Ваня вдруг сделался непокорным и подозрительно молчал, хмуря брови.

- Ну что, Ваня, легче стало? - уже стоя около двери, с какой-то нерешительностью тихо спросила Дуня.
- Да какой там легче…

  Дуня не дала ему развить мысль дальше и перешла к завершению сеанса.
- Тогда последнее: « Болят не только зубы, но и дисны, а ты, болезный, в благодарность за лечение  в пы @..у мою свистны!" - и быстрокрылой ласточкой вылетела в открытую дверь.
- Бли-ин!!! – взревел Ваня, словно бык, которого привели кастрировать. – Ведь знал, что придумает что-то такое, что на голову не налезет, а всё-таки поддался, дурак старый. Она ж без этого не может...У неё желание поржать  как голодному пожрать...

  Бежать с веником уже было поздно, потому как лекарьку как корова языком слизала. Походил по  комнате, и вдруг вроде бы повеселело на душе и боли не слышно. А на столе – ещё не остывшая горка пахучих блинов. Что ли, попробовать?  Съел один, нажимая на больной зуб,  – и без всяких последствий, потом другой… и так далее. Горка незаметно уменьшилась наполовину, и тут, осмелев, явилась Дуня ясным утренним солнышком. 

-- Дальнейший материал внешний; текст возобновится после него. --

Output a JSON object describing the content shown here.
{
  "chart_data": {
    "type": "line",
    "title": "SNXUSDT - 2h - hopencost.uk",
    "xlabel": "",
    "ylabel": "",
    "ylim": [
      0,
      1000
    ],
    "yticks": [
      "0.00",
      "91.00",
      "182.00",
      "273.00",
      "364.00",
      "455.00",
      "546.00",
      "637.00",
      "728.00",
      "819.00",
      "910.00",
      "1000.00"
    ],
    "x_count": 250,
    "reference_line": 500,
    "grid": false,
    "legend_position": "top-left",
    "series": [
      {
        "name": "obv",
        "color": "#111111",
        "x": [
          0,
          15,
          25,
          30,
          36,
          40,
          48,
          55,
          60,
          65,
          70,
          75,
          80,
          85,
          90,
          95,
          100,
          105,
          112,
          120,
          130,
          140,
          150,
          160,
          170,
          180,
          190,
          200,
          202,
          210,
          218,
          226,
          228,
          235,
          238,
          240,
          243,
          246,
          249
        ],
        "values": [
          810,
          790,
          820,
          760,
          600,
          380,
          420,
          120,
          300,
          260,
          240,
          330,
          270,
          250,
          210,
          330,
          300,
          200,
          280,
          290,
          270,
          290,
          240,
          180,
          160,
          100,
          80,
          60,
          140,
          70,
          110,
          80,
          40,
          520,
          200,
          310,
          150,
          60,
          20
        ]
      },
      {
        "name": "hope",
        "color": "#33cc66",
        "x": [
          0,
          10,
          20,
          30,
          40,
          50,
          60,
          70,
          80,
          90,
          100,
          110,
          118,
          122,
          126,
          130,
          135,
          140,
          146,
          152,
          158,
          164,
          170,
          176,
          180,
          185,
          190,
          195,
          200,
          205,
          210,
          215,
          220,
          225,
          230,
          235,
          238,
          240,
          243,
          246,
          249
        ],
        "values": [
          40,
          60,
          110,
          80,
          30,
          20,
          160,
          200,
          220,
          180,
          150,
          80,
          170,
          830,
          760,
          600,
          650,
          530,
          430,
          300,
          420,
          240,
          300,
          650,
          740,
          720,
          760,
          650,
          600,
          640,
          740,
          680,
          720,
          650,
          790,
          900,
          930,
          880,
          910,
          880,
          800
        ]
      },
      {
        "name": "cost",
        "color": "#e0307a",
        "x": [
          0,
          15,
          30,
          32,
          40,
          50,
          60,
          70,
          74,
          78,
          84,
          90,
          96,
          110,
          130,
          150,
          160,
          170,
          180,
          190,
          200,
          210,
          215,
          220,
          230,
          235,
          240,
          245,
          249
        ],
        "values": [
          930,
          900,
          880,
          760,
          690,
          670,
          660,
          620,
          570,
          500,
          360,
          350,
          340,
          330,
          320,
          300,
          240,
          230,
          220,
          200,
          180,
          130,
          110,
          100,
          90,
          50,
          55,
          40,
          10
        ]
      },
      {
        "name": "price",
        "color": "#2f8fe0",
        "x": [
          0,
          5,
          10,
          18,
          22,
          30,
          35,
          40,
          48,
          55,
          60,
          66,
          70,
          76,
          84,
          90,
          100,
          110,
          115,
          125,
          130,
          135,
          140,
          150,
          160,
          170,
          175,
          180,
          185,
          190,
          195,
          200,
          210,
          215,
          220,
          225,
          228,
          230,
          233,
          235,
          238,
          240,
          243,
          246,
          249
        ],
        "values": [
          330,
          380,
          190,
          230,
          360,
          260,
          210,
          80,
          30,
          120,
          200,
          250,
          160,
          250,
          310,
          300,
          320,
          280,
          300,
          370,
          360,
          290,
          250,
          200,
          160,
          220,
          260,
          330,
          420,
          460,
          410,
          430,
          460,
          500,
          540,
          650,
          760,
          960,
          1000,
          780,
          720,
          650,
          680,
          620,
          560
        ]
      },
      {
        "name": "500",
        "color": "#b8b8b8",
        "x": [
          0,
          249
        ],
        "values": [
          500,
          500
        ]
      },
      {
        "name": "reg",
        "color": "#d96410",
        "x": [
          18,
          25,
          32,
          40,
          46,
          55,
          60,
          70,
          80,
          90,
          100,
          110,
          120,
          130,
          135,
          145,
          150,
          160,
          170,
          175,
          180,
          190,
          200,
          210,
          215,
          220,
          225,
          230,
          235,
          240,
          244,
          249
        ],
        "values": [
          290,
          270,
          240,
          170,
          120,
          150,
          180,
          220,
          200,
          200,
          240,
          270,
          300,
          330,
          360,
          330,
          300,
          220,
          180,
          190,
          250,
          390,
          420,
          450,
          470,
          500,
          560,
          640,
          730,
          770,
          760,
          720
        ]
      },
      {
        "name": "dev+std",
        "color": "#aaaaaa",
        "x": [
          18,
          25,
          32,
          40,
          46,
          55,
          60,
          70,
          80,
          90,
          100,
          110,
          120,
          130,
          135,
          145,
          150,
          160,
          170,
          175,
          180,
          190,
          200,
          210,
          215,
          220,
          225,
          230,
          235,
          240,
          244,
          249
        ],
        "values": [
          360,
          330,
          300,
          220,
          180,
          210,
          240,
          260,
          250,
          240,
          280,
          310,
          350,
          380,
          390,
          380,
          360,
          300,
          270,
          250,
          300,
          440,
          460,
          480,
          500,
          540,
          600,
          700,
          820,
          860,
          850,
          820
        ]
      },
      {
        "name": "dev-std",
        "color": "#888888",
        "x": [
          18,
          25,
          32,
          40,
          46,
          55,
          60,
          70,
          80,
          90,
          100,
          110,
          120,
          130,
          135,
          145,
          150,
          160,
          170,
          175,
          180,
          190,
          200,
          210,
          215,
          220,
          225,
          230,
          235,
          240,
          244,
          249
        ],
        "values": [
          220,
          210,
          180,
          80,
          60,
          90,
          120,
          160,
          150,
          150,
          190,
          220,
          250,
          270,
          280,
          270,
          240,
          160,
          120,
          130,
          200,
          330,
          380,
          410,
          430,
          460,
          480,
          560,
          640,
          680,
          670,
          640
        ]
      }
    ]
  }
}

- Остановись, свет моих очей (ишь, как заворковала!), а то заворот кишок схлопочешь, - и блюдо с оставшимися блинами нырнуло в глубь стола ( тогда в моде были столы с дверками, куда ставили вымытую посуду и остатки еды).

  Наутро Дуня напекла новых блинов, теперь без сливочного масла (закончилось!), но, чтоб они легко снимались, добавила в жидкое тесто  подсолнечного ложки две-три. Покажутся пресными – макай в магазинную сметану, там жирность  не такая, как в домашней,  в коей ложка стоит не падая. Вредно, однако, есть такую пищу в старости.

  С Масленицей, дорогие мои читатели!
Чтоб блины пошли на пользу здоровья!